A spokesman said the hospital was also treating a victim in critical condition named William Coultas but could not confirm whether the patient was the co-pilot.

Leora Frohreich, Jonathan Frohreich's grandmother, said that it was the young man's first work as a wildland firefighter and that he planned to attend mechanic school this fall.

He had worked on a fire near Williams, Ore., for three weeks and then was on the Shasta-Trinity fire for four days, the grandmother said. His crew was being flown out for some rest when the helicopter crashed, she said.

"I'm so thankful because he's just lucky to be alive," Frohreich said, adding that the firefighter's parents, sister and girlfriend had gone to Sacramento to be with him. "You can't be in a crash like that and not hurt."

Another Grayback employee, identified as Richard Schroeder, 42, was in serious condition at Mercy Medical Center in Redding, officials said.

The helicopter was owned and operated by Carson Helicopters Inc., a Pennsylvania company whose firefighting operations are based in Grants Pass, Ore. All 12 of the company's helicopters are being used for firefighting in Oregon and California, said Bob Madden, Carson's director of corporate affairs.
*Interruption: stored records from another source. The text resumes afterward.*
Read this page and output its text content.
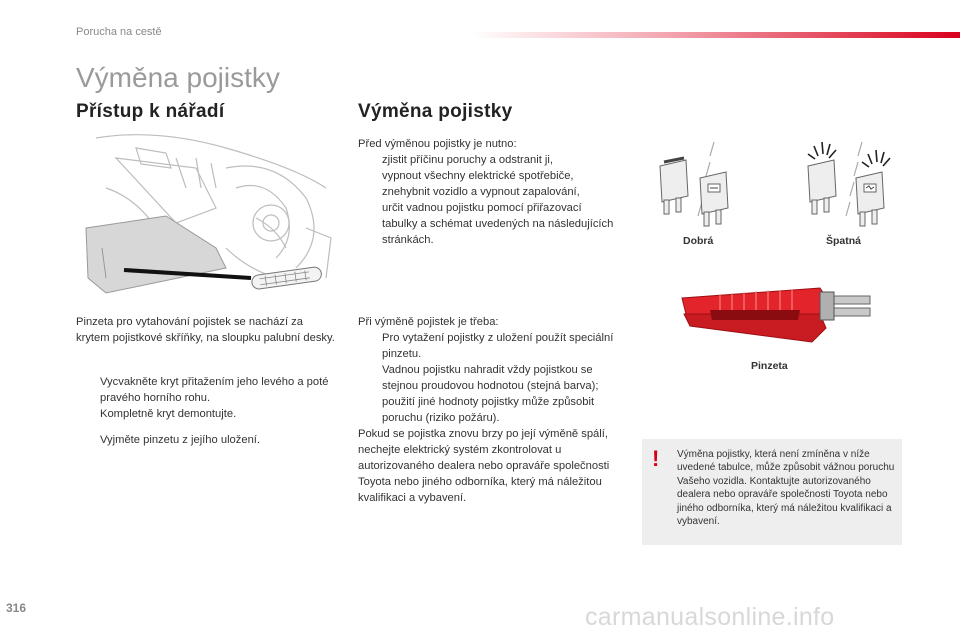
Porucha na cestě
Výměna pojistky
Přístup k nářadí
Pinzeta pro vytahování pojistek se nachází za krytem pojistkové skříňky, na sloupku palubní desky.
Vycvakněte kryt přitažením jeho levého a poté pravého horního rohu.
Kompletně kryt demontujte.
Vyjměte pinzetu z jejího uložení.
Výměna pojistky
Před výměnou pojistky je nutno:
zjistit příčinu poruchy a odstranit ji,
vypnout všechny elektrické spotřebiče,
znehybnit vozidlo a vypnout zapalování,
určit vadnou pojistku pomocí přiřazovací tabulky a schémat uvedených na následujících stránkách.
Při výměně pojistek je třeba:
Pro vytažení pojistky z uložení použít speciální pinzetu.
Vadnou pojistku nahradit vždy pojistkou se stejnou proudovou hodnotou (stejná barva); použití jiné hodnoty pojistky může způsobit poruchu (riziko požáru).
Pokud se pojistka znovu brzy po její výměně spálí, nechejte elektrický systém zkontrolovat u autorizovaného dealera nebo opraváře společnosti Toyota nebo jiného odborníka, který má náležitou kvalifikaci a vybavení.
Dobrá	Špatná
Pinzeta
! Výměna pojistky, která není zmíněna v níže uvedené tabulce, může způsobit vážnou poruchu Vašeho vozidla. Kontaktujte autorizovaného dealera nebo opraváře společnosti Toyota nebo jiného odborníka, který má náležitou kvalifikaci a vybavení.
316	carmanualsonline.info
The helicopter's two co-pilots were Carson employees, Madden said; one was hospitalized and the other was among the missing.

With the exception of the 2001 World Trade Center attack, which killed 340 firefighters, Tuesday's helicopter crash would rank as one of the deadliest incidents in the U.S. for firefighters in the past 30 years.
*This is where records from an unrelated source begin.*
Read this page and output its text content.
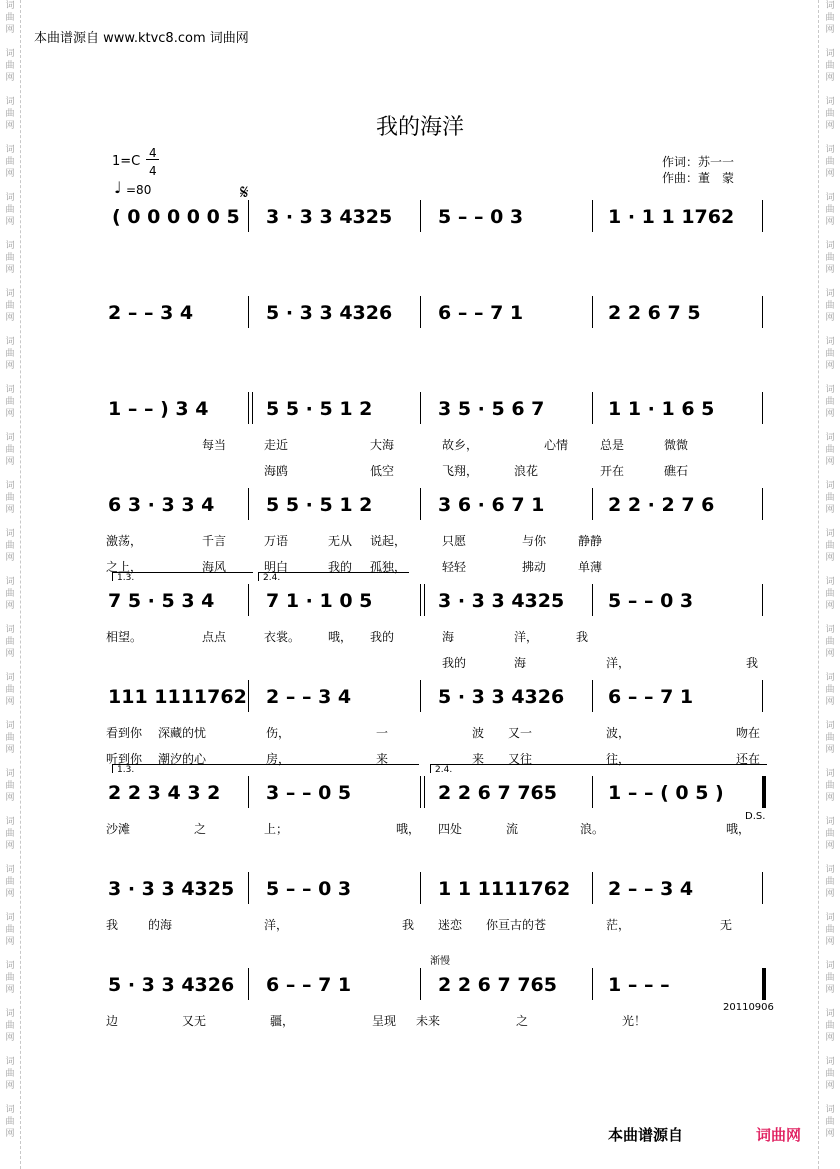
词
曲
网

词
曲
网

词
曲
网

词
曲
网

词
曲
网

词
曲
网

词
曲
网

词
曲
网

词
曲
网

词
曲
网

词
曲
网

词
曲
网

词
曲
网

词
曲
网

词
曲
网

词
曲
网

词
曲
网

词
曲
网

词
曲
网

词
曲
网

词
曲
网

词
曲
网

词
曲
网

词
曲
网

词
曲
网

词
曲
网

词
曲
网

词
曲
网

词
曲
网

词
曲
网

词
曲
网

词
曲
网

词
曲
网

词
曲
网

词
曲
网

词
曲
网

词
曲
网

词
曲
网

词
曲
网

词
曲
网

词
曲
网

词
曲
网

词
曲
网

词
曲
网

词
曲
网

词
曲
网

词
曲
网

词
曲
网

本曲谱源自 www.ktvc8.com 词曲网
我的海洋
1=C
4
4
♩ =80
作词：苏一一
作曲：董　蒙
𝄋
( 0 0 0 0 0 5 3 · 3 3 4325 5 – – 0 3	1 · 1 1 1762
2 – – 3 4	5 · 3 3 4326 6 – – 7 1	2 2 6 7 5
1 – – ) 3 4	5 5 · 5 1 2	3 5 · 5 6 7	1 1 · 1 6 5
每当	走近	大海	故乡，	心情	总是	微微
海鸥	低空	飞翔，	浪花	开在	礁石
6 3 · 3 3 4	5 5 · 5 1 2	3 6 · 6 7 1	2 2 · 2 7 6
激荡，	千言	万语	无从 说起，	只愿	与你	静静
之上，	海风	明白	我的 孤独，	轻轻	拂动	单薄
1.3.	2.4.
7 5 · 5 3 4	7 1 · 1 0 5	3 · 3 3 4325 5 – – 0 3
相望。	点点	衣裳。 哦， 我的	海	洋，	我
我的	海	洋，	我
111 1111762 2 – – 3 4	5 · 3 3 4326 6 – – 7 1
看到你 深藏的忧	伤，	一	波 又一	波，	吻在
听到你 潮汐的心	房，	来	来 又往	往，	还在
1.3.	2.4.
2 2 3 4 3 2 3 – – 0 5	2 2 6 7 765	1 – – ( 0 5 )
D.S.
沙滩	之	上；	哦， 四处	流	浪。	哦，
3 · 3 3 4325 5 – – 0 3	1 1 1111762 2 – – 3 4
我 的海	洋，	我 迷恋 你亘古的苍	茫，	无
渐慢
5 · 3 3 4326 6 – – 7 1	2 2 6 7 765	1 – – –
20110906
边	又无	疆，	呈现 未来	之	光！
本曲谱源自	词曲网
Before Tuesday's helicopter crash, three firefighters had been killed while on duty in California this year, including one firefighter also assigned to battle the Shasta-Trinity blazes who was killed last month by a falling tree.

On July 2, a volunteer firefighter in Mendocino County died of a heart attack on the fire line. Another firefighter was killed July 26 in when he was burned while scouting a fire.